Eğin’in kapı tokmakları





Kadim Anadolu mimarisinin en önemli öğelerinden biri de kapılardır. Kapıların kilitleri, tokmakları ve diğer aksesuarları çok ilgi çekici metal semboller ihtiva eder. Eğin evlerinin de o yöreye özgü kapıları ve kapı aksesuarları var. Demirin döküm ya da yaprak halinde   şekiller verilerek kapı aksesuarları haline getirilmesi çok eski bir sanat.


Kapı tokmakları  kartal, kuş, yılan gibi hayvan motifleri, mitolojik figürler ; ejderha, insan ve medusa, vb. , soyut semboller, bitki motifleri, geometrik desenler de yaygın olarak kullanılan konular olmuştur.  Kapı aksesuarları kadim bir gelenek olması itibariyle Urartu krallıkları döneminden bu yana kullanılmaktadır. Örneğin Urartu’da en yaygın kapı sembolü “yılan” sembolüydü. Sembol ve figürler zaman içerisinde değişime uğramış  Müslümanlığın yayılışından sonra  kuş, ejderha ve  insan figürleri  azalmaya başlamış bir süre sonra da yok olarak yerlerini soyut geometrik  şekillere, halkalara, oval ve yuvarlak formlara bırakmışlardır.

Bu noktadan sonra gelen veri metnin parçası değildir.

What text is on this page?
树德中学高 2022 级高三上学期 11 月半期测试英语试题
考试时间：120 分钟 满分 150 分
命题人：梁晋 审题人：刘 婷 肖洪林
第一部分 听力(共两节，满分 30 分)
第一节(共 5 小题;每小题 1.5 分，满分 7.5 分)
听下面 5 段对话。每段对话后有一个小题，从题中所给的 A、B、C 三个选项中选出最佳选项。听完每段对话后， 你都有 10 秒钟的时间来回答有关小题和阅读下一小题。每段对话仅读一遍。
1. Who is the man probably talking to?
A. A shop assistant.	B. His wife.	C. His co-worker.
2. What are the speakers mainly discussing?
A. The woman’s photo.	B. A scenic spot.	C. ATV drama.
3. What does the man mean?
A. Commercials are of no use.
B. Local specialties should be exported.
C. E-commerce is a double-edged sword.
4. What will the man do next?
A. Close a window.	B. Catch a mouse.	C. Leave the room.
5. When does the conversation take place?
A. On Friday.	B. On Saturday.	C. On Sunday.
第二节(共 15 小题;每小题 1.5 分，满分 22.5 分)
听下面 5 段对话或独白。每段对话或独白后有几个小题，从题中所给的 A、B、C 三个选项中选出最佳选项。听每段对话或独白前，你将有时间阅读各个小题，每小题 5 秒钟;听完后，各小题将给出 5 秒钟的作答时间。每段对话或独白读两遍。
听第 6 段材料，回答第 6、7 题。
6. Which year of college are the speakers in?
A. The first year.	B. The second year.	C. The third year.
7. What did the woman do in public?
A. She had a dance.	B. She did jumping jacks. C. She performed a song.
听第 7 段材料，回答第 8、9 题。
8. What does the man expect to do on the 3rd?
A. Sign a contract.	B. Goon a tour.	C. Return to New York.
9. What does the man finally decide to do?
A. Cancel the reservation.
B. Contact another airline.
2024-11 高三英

Eğin sokaklarında yürürken konakların kapıları dikkat çekiyor. Merak uyandırıyor. Gezdiğim gördüğüm Anadolu kasabalarında kapı süslemeleri hep dikkatimi çekmiştir. Bir gün bu konuyu derinlemesine inceleme arzusu her geçen gün artıyor. Toros köylerinde, Anamas havzasında, Kula’da, Ayvalık’ta, Safranbolu’da kapı aksesuarları incelemeye değer.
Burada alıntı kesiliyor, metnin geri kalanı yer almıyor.